Addiction is rampant, and has been growing and changing for generations. And still we punish those who are in the struggle. Instead of recognizing the illness in our society and in our systems, we tend to compartmentalize between us and them - and pretend that the others can never be us. Even though we know that hasn’t been the case for others who we’ve known once felt exactly the same.
I think anyone willing to silence the noise around us for a few moments, to look around at the world with love and compassion will be able to see it all with clarity. There is a sadness in our world. It has been growing and intensifying for a very long time, and it is not getting better.
Maybe we’ve not seen it, or paid much attention to is, because most of us are just trying to get by, or hoping we’ll get ahead - even as we realize that line is getting further from our reach.
But try harder, we’re told. With more effort, more work, more sacrifice, more time away from your family, your friends, your experiences, and your one single life - you just might reach it. You might one day have put enough money in your 401K to prevent you from living the last 5-10 years of your life in absolute misery.
Yeah, I know. This is all a pretty big buzzkill. Sorry about that. I get upset with me too some days - especially when I tilt toward this line of thinking. I really do enjoy those days on my bike, when I’m not thinking about any of this. Or when I can focus more and draw more from the joy and goodness in the world. And there is great joy and goodness in world. But I often find myself asking how much of that - how much human capital - is lost to the suffering that could be avoided if we value human life as much as we claim. If we valued human capital as much as we value financial capital.
But some days, I think, it’s important for us to stop looking past this. To stop acting as if all of this is OK. To stop saying that it is what it is, and there’s nothing that can be done about it. I think it’s important for us to take stock of the suffering that exists in the world - and I think it’s important for us to consider our own roles in easing, or increasing, that suffering.
And I think that’s where I was at yesterday, and what’s carried over into today.
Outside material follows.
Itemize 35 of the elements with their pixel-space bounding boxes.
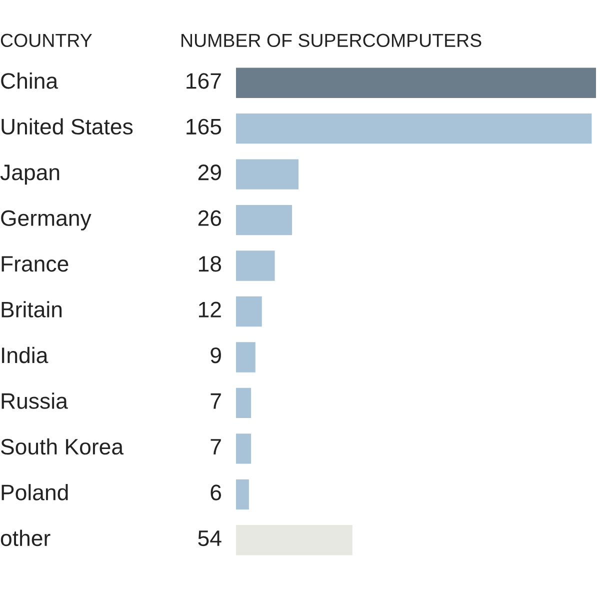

I’ll write the columns I started - the pieces that show many of these jobs in the state aren’t paying all that great and that far too many people are falling under the growing weight of medical debt and how all of that is actually degrading our economy and robbing economic capacity and that our anti-people policies turn out to also be anti-business. Even though I doubt the people who need to hear it, will.
I’ll write those. But not today.
Today, I want to say that I’m not any more, or less, upset about the state of the world than any other day, really. I’m just less willing to not say it aloud.
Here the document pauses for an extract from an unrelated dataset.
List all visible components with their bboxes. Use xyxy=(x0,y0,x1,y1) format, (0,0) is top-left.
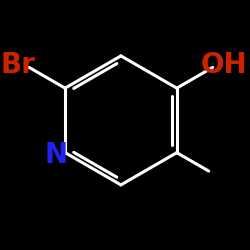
Text: OH: OH xyxy=(201,51,248,79)
Text: Br: Br xyxy=(0,51,35,79)
Text: N: N xyxy=(44,141,68,169)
I want to say that we’ve not been good stewards of the Earth.
I want to say that we’ve largely squandered what previous generations gave to us.
And that we’ve not really held up our end of the bargain to future generations.
I want to say that people should always matter more than money.
I want to say that I know we can do better.
And if we know we can do better, we should.
Once again, Jason, a powerful and well-written plea. Though I wonder: when you get this angry or sad or frustrated or depressed, does revolution ever appeal to you? Obviously that's a complicated question, with all sorts of moral or ideological aspects to it, but just as a simple yes or no: do you ever feel like it all needs to be burned down so whomever is left can start over? Or are you just not wired that way?